In der Nähe: Choirokoitia (UNESCO-neolithische Siedlung, 7000 v. Chr.) ist 5 km entfernt und braucht 90 Minuten für einen ordentlichen Besuch. Die Kombination aus Choirokoitia am Morgen und dem Dorf Tochni für einen langsamen Nachmittag ist eine der befriedigendsten Tagesausflugskombinationen im Bezirk Larnaka.
Larnaca: Private Walking Tour of the City with a Local Guide — die Larnaka-basierte Stadtführung kann mit einer Fahrt in das Dorfgebiet für einen vollen Tag kombiniert werden.
Wie man diese Dörfer besucht, ohne es falsch zu machen
Nicht mittags im August ankommen: Das Dorfleben in Zypern findet morgens (6:00–11:00 Uhr) und abends (18:00–21:00 Uhr) statt. Mittags ist Ruhezeit; Tavernen können geschlossen, Kafeneions leer, die Straßen verlassen sein. Dasselbe Dorf um 9:00 oder 19:00 Uhr ist eine völlig andere Erfahrung.
Lieber fahren als touren: Organisierte Touren gibt es zu den Hauptdörfern (Omodos, Lefkara), aber nicht zu den kleineren auf dieser Liste. Man braucht einen Mietwagen — einer der wenigen nicht verhandelbaren Aspekte einer ordentlichen Zypern-Reise. Die Straßen zu allen sechs Dörfern dieser Liste sind asphaltiert und mit einem normalen Mietwagen zugänglich; kein Allradantrieb erforderlich.
Für Restaurants im Voraus anrufen: Dorf-Tavernen in Zypern haben oft keine Online-Reservierungen. Am Tag anrufen (die Google-Translate-Sprachfunktion funktioniert für einfaches Griechisch). Wenn niemand abnimmt, einfach auftauchen — die meisten Dorf-Tavernen nehmen außerhalb der Stoßzeiten Laufkundschaft auf.
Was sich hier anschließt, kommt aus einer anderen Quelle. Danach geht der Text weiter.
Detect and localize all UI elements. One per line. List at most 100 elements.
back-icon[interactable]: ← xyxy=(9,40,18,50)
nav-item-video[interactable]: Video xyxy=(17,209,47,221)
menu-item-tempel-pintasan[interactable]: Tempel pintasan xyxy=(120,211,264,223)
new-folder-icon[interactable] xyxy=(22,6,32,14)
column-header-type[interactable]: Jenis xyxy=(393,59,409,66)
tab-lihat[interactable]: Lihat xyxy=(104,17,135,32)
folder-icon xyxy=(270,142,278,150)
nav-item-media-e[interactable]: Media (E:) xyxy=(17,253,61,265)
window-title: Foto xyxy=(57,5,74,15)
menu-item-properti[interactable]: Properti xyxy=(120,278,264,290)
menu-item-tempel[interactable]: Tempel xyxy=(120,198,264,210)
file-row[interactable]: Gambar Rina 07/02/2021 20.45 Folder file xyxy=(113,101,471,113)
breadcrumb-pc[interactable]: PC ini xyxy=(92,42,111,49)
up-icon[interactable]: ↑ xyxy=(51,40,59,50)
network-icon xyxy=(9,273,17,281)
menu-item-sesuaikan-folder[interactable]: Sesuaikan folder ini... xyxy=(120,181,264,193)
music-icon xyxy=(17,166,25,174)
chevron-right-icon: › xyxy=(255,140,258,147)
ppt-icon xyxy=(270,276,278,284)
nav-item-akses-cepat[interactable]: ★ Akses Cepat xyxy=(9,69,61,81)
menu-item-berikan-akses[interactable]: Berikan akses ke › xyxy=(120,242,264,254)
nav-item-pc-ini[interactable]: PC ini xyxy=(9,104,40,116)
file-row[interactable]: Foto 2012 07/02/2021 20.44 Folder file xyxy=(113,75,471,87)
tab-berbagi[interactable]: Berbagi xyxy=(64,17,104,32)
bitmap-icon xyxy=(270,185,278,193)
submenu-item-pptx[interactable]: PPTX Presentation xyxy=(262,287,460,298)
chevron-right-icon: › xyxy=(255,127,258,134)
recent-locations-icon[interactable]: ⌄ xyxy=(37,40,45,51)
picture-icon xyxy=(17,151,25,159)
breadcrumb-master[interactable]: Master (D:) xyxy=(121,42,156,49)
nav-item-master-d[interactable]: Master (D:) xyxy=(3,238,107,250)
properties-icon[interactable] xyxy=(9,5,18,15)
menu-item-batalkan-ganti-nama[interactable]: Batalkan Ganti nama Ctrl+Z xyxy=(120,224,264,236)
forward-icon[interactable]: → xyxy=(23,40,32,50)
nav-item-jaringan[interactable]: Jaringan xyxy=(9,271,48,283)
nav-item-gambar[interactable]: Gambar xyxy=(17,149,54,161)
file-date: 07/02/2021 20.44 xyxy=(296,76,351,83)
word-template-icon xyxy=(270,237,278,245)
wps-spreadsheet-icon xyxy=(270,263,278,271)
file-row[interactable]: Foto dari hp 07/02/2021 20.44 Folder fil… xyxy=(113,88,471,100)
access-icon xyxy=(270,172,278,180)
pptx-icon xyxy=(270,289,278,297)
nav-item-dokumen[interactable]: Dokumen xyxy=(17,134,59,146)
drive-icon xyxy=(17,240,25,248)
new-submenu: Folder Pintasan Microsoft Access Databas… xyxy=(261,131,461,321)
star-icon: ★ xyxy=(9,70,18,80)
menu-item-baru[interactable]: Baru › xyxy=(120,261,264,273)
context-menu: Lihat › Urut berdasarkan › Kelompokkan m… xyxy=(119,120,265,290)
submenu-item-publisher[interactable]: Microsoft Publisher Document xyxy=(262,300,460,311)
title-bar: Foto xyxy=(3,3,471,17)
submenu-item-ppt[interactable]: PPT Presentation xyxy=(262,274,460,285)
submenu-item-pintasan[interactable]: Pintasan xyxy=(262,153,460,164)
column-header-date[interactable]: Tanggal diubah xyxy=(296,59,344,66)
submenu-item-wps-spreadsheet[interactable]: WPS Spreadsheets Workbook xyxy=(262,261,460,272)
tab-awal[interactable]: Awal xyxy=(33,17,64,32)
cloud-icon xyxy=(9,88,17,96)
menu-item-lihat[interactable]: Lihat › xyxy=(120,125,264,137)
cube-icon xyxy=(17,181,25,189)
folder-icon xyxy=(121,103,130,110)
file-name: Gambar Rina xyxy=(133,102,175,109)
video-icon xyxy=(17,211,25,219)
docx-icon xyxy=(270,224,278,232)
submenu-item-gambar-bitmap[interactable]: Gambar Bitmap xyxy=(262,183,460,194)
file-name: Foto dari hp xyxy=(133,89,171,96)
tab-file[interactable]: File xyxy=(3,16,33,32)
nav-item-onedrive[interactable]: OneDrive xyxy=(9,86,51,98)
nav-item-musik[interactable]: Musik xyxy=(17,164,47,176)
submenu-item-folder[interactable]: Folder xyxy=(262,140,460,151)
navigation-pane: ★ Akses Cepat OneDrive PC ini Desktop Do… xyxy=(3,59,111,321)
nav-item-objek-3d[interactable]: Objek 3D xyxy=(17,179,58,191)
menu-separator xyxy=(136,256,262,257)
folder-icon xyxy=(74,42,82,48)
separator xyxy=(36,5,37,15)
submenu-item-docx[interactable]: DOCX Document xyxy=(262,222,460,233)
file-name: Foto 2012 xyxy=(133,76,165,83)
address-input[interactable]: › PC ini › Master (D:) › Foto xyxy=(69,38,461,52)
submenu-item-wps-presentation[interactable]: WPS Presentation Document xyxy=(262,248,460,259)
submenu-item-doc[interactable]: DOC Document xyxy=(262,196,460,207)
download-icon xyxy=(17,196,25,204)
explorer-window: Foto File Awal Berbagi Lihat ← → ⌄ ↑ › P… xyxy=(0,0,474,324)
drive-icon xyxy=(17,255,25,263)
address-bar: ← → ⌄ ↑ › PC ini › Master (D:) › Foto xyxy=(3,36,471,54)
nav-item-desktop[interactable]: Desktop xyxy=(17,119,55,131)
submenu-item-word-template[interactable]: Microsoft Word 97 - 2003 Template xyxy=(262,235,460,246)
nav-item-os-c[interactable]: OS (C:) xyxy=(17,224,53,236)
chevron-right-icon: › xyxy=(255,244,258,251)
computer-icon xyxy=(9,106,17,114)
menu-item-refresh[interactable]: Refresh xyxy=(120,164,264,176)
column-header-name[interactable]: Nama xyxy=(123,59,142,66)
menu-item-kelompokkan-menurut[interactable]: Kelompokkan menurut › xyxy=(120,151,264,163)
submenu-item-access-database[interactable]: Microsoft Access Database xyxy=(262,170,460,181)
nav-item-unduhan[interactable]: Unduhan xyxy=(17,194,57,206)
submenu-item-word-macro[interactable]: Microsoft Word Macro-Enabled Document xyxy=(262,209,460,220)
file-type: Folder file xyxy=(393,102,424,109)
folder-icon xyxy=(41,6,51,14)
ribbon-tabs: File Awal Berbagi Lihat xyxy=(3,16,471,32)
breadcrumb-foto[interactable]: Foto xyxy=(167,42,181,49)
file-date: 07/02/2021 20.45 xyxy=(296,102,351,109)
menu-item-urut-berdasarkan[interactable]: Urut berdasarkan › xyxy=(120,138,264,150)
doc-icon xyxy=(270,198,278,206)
Neugierig sein auf das, was man isst: Dorfessen in Zypern ist regional und saisonal auf Weisen, die die Küstenresortrestaurants nicht sind. Wenn man etwas auf der Speisekarte sieht, das man nicht kennt — Tarhana, Ambelopoulia, Stifado mit Hase — fragen. Die Erklärung ist normalerweise interessant.
Für eine Reise, die die Hauptstätten mit Zeit in kleineren Dörfern kombiniert, bietet die 10-Tage-Tief-Reiseroute Bergzeit, die für Dorfentdeckungen flexibel sein kann. Die 14-Tage-Große-Tour hat die meiste eingebaute Dorfzeit aller unserer Reiserouten.
Die Insel belohnt es, leicht abseits der Route zu gehen. Das tut sie fast immer.